Former Scottish Labour MP Jim Devine has been found guilty of two charges of false accounting.
The ex-MP for Livingston submitted false invoices totalling £8,385 for cleaning and printing work, some of which was never done.
Devine, who replaced the late Robin Cook in the Livingston constituency, was found guilty by a jury at Southwark Crown Court and will be sentenced in four weeks. The jury of 12, made up of six men and six women, took less than three hours to find the former Labour politician guilty on the two counts.
Prosecution QC Peter Wright said the case against Devine was “very straightforward”. Devine made the fraudulent claims “with a view to gain for himself, or with an intent to cause loss to another – the public purse”.

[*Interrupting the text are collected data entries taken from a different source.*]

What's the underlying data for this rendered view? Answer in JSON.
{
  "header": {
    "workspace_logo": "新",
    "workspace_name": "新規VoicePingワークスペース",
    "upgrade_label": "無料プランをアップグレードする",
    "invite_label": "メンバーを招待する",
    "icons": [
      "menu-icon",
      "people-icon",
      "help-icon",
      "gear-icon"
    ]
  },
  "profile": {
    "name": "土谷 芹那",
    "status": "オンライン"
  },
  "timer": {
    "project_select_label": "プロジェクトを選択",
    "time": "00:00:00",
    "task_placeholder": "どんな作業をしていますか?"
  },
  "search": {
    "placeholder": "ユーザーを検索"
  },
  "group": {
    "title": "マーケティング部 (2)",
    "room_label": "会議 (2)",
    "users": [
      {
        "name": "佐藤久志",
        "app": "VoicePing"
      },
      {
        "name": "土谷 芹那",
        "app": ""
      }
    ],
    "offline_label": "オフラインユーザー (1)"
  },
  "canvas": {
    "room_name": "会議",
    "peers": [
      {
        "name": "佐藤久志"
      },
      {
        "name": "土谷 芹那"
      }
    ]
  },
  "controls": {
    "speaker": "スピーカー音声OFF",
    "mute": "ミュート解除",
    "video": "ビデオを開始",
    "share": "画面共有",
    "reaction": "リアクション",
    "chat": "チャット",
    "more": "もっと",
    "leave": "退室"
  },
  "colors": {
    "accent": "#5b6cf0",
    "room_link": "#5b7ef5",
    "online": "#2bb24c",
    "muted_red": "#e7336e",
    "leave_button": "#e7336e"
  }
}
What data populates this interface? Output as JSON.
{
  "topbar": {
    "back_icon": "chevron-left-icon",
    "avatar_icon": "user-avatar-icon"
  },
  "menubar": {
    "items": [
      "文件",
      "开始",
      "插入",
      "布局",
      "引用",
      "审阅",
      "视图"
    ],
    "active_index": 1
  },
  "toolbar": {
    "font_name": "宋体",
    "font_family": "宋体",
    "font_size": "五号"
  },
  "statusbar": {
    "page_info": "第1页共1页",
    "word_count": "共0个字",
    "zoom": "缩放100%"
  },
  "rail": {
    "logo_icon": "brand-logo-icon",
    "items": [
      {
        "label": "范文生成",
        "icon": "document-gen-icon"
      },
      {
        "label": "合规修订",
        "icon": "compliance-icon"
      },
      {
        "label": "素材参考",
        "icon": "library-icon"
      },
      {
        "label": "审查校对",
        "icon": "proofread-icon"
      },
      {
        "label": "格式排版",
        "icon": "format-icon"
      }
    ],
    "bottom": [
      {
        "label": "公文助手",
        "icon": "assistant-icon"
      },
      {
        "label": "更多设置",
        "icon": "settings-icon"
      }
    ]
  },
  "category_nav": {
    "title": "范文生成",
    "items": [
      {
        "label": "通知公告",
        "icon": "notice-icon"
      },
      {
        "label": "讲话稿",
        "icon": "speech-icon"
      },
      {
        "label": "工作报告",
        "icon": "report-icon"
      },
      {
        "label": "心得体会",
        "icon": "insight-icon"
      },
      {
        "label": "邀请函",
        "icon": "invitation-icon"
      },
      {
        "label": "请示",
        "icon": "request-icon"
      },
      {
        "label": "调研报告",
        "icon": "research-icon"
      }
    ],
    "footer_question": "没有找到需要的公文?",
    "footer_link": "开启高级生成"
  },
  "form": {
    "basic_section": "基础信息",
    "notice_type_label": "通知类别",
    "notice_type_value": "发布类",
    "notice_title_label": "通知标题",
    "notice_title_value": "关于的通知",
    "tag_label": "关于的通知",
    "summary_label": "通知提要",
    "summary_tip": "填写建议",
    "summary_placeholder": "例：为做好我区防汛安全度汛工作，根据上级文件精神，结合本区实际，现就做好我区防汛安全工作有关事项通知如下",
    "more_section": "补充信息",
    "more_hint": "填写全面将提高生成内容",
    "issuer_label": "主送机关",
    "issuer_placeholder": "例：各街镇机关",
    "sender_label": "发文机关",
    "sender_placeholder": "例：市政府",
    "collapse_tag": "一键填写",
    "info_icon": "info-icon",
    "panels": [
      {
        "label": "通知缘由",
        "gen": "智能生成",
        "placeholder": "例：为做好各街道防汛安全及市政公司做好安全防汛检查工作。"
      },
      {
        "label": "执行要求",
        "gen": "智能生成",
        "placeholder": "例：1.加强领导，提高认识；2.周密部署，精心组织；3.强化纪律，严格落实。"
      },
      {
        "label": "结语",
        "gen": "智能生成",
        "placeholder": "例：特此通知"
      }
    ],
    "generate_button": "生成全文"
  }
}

The prosecutor said an expenses guide known as the Green Book was available to all MPs and clearly set out the rules and regulations covering expense claims. The guide lists the fundamental principles MPs should adhere to, Mr Wright told the courtroom.
The QC added: “These are based on concepts of selflessness, integrity, objectivity, accountability, openness, honesty and leadership,”
“We say these are qualities of which Mr Devine demonstrated a woeful inadequacy.”
Of the Green Book, Mr Wright added: “We say it’s wholly unambiguous. It couldn’t be clearer.”
Devine’s former office manager Marion Kinley, whom the disgraced former MP claimed had secretly paid herself more than £5,000 from his staffing allowance, called Mr Devine’s claims “lies”.
Commenting after the verdict, Ms Kinley said: “Justice has been done. The jury obviously saw through Mr Devine’s lies.
“For legal reasons, I will not be making any further comment at this time.”
Devine’s case follows the recent jailing of fellow former Labour MP David Chaytor for 18 months after Mr Chaytor admitted to fraudulently claiming more than £20,000 in expenses.
Another Labour MP Eric Illsley was found guilty and sentenced on the same day Devine heard his judgement. Illsley, 55, dishonestly received £14,500 of public cash falsifying claims relating to his second home in London and was sent to prison for a year.
Devine was granted unconditional bail by Mr Justice Saunders, the trial judge, and he is expected to be sentenced within four weeks.